I think of “robustness” and “reliability” as aspects of “precision”, but it’s not the only ones. To me those two imply “improving on an already high chance of success”, rather than the challenge of getting anywhere close to begin with, without specific external constraints. The reason why they apply to rockets or things with chances of failure is that they are typically discussed more specifically to all the individual parts of such items. Another case of non-robust precision may be an AI trying to understand some of the much finer details of what’s considered “the human value function.”
[Edit] I don’t mean to proliferate the “new terms” problem, and don’t intend for these specific terms to get used in the future, but use them for demonstration.

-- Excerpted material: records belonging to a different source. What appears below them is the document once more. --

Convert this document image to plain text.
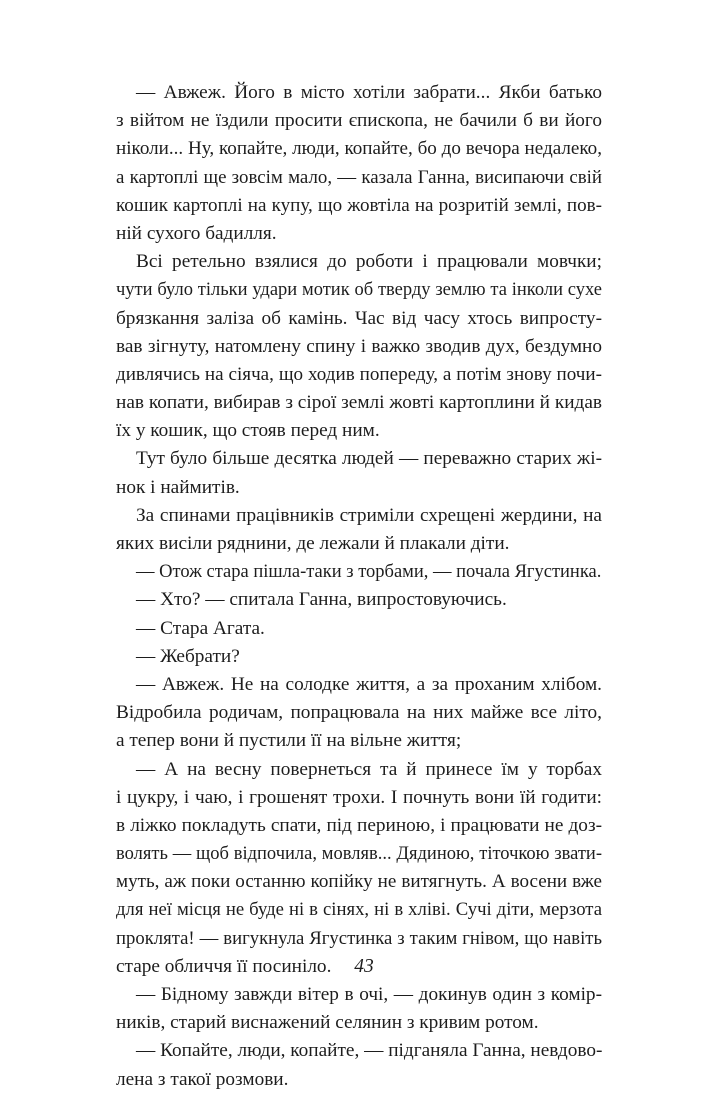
— Авжеж. Його в місто хотіли забрати... Якби батько
з війтом не їздили просити єпископа, не бачили б ви його
ніколи... Ну, копайте, люди, копайте, бо до вечора недалеко,
а картоплі ще зовсім мало, — казала Ганна, висипаючи свій
кошик картоплі на купу, що жовтіла на розритій землі, пов-
ній сухого бадилля.
Всі ретельно взялися до роботи і працювали мовчки;
чути було тільки удари мотик об тверду землю та інколи сухе
брязкання заліза об камінь. Час від часу хтось випросту-
вав зігнуту, натомлену спину і важко зводив дух, бездумно
дивлячись на сіяча, що ходив попереду, а потім знову почи-
нав копати, вибирав з сірої землі жовті картоплини й кидав
їх у кошик, що стояв перед ним.
Тут було більше десятка людей — переважно старих жі-
нок і наймитів.
За спинами працівників стриміли схрещені жердини, на
яких висіли ряднини, де лежали й плакали діти.
— Отож стара пішла-таки з торбами, — почала Ягустинка.
— Хто? — спитала Ганна, випростовуючись.
— Стара Агата.
— Жебрати?
— Авжеж. Не на солодке життя, а за проханим хлібом.
Відробила родичам, попрацювала на них майже все літо,
а тепер вони й пустили її на вільне життя;
— А на весну повернеться та й принесе їм у торбах
і цукру, і чаю, і грошенят трохи. І почнуть вони їй годити:
в ліжко покладуть спати, під периною, і працювати не доз-
волять — щоб відпочила, мовляв... Дядиною, тіточкою звати-
муть, аж поки останню копійку не витягнуть. А восени вже
для неї місця не буде ні в сінях, ні в хліві. Сучі діти, мерзота
проклята! — вигукнула Ягустинка з таким гнівом, що навіть
старе обличчя її посиніло.
— Бідному завжди вітер в очі, — докинув один з комір-
ників, старий виснажений селянин з кривим ротом.
— Копайте, люди, копайте, — підганяла Ганна, невдово-
лена з такої розмови.
43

Terminology names seem pretty important; blog posts and comments are good places for coming up with them, but are there more formal ways of coming to consensus on choosing some?
One place to start may be having someone make a list of all the currently used terms for a set of questions, then having a semi-formal system (even if it’s with around 5-10 people, as long as they are the main ones) to decide on the ones to use going forward.
I’d be happy to volunteer to do a writeup or so on of that sort.
Even if only this step was accomplished, it seems worthwhile.
I agree re: terminology, but probably further discussion of unpublished docs should just wait until they’re published.
I got the sense from Dario that he has no plans to publish the document in the foreseeable future.
OK—if it looks like the delay will be super long, we can certainly ask him how he’d be OK w/ us circulating / attributing those ideas. In the meantime, there are pretty standard norms about unpublished work that’s been shared for comments, and I think it makes sense to stick to them.